The coastal route to the med, any months its not really viable or enjoyable?

Insurance usually requires an experienced skipper +2 crew and completion before October for crossing Biscay.

We spent July-November getting from A Coruña to the Canaries. Would have spent more time in
Spanish Rias/Vigo & Madeira.

There are very few anchorages in Portugal, and harbours can get closed in big swells. We spent a long time at anchor in Cascais waiting for a northerly.
 
" and completion before October for crossing Biscay. "

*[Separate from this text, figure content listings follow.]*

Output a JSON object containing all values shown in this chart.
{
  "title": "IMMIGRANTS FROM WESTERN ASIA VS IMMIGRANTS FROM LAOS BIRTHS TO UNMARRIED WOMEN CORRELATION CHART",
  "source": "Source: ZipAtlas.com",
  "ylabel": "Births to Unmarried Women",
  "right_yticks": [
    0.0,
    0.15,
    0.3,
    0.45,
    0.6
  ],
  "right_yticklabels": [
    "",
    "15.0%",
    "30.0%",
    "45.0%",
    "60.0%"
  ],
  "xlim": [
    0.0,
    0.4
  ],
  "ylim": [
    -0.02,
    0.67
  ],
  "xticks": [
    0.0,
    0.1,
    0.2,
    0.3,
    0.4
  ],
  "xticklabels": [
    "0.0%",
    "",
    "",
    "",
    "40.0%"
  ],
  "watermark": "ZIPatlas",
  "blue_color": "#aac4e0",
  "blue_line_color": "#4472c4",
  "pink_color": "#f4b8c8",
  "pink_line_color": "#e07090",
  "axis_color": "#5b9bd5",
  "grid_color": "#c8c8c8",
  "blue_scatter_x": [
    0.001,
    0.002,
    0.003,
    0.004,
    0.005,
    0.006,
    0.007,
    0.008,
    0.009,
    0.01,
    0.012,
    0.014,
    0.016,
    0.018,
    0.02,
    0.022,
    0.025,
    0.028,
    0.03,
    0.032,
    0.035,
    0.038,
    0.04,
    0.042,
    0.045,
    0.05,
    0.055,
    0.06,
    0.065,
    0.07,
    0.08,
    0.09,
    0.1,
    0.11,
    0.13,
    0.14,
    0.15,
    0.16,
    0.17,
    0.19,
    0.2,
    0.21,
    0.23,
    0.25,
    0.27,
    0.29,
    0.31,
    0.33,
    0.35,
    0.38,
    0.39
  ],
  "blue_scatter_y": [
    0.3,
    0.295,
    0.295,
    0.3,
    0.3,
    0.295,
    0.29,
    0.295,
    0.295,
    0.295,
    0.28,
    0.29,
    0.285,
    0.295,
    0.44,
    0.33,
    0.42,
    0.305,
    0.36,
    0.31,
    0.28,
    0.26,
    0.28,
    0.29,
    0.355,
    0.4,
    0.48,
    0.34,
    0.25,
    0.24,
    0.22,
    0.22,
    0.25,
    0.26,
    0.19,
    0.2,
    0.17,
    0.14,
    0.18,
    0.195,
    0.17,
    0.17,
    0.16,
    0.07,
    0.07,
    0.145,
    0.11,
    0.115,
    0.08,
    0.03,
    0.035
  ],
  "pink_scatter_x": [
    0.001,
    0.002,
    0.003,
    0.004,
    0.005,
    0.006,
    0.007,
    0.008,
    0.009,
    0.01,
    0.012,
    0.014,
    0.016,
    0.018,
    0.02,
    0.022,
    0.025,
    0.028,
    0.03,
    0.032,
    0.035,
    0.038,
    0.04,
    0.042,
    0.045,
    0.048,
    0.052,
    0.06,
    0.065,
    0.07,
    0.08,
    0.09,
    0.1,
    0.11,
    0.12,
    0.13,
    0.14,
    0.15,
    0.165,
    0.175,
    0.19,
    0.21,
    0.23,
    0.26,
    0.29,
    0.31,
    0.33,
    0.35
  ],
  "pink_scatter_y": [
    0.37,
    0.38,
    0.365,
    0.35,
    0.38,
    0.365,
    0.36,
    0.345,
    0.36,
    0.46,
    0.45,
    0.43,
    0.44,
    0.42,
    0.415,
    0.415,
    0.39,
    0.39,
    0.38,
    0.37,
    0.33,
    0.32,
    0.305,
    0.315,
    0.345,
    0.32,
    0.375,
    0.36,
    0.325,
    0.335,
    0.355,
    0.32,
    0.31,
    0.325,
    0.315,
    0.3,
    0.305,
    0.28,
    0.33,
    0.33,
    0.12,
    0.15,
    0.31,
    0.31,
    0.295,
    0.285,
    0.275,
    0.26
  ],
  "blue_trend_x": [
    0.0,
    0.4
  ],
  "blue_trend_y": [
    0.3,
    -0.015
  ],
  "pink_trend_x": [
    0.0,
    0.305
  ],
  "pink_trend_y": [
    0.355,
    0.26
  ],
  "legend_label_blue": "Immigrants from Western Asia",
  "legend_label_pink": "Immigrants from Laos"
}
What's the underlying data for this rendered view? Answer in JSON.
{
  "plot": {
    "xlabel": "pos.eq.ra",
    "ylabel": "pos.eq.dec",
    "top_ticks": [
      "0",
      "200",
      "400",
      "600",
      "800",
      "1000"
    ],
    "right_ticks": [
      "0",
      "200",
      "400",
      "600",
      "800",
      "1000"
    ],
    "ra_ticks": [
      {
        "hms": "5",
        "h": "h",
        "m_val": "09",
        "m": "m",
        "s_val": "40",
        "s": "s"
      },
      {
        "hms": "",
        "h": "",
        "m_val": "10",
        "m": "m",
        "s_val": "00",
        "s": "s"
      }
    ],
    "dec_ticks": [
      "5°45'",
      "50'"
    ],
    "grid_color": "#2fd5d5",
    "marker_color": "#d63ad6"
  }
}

The Insurance Companies are rightly listening to the accrued knowledge of bygone times..." Only fools and Fishermen go West of the Lizard after 1st October"... (y)
 
2 foot draft bilgekeeler
It was very quiet ( May)
It was that route

One northcoming commercial and a few brits returning from the med.
Nowadays one hears about more weed , less water and requirement for permits ..
but it is a useful cut through
I have some wonderful photos of my old Eventide in the locks at Hede in 1966 with the original owner and his family. He did the circuit twice through the canals and back home to Salcombe round the outside. he was a very adventurous fellow doing two trips to Southern Ireland as well with the boat. A couple of years ago I had some exchanges with his son who remembers the canal trip vaguely but did not appreciate what a n adventure it was, particularly relying on a Stuart Turner 8hp for propulsion!

We used to spend a lot of time in Britanny wandering around and staying at small hotels including Hede (where the owner was a real French eccentric) and made a point of visiting the flight of locks. Also stopped many times at Plouer sur Rance where there is a locked marina and Dinan where masts can be dropped before you go under the first low bridge of the canal.

Happy days.
 
The Brittany canals are so much relaxed and not like the main canals via Paris.
We go most years, lowering the mast in Dinan and raising in Redon or St Nazaire. One can actually go up the Loire and reach as far as Le mans with sufficient speed and less draft. Beware the lock in St Nazaire however there as they are not slow in letting the water levels adjust. .................. Don't ask why.
 
Hi Frank

Bear in mind that the Spanish low often deepens during the day and fills a little at night.

I've tried Googling the Spanish low but can't find anything. Can you provide any more info?

Thanks

Brendan.
During the summer there is low pressure over Spain in much the same way that pressure is low over the northern Indian sub-continent. Simply, it is a heating effect. This is the cause of the strong prevailing northerlies down the Iberian peninsula. These are sometimes called the Portuguese Trade winds. During the day, the strong heating deepens the low, at night cooling increases the pressure.
In the early morning, winds tend to be at their lightest and, down the coast, especially Portugal, can be a little offshore. As the low deepens the wind strengthens and backs to be a little onshore. So, going south you are likely to start on the port gybe. The temptation is to head up a little but the wind continues to strengthen and a gybe becomes necessary. If you had been flying the spinnaker, as we tried on a few occasions, it came down around noon and we would usually have to gybe.
Coming northwards, you can use the same effect to head out to sea in the morning so that when the backing occurred, we could tack back. When we last came up that coast, 2010, the forecasts were getting good enough to see when the effect was more marked than normal.

The hot season Indian monsoon is much the same effect on a larger scale. I spent 2 years in Aden many years ago and saw similar effects in the SW monsoon.

Sorry for the length of the reply but, almost always, a simple weather question has a complex answer.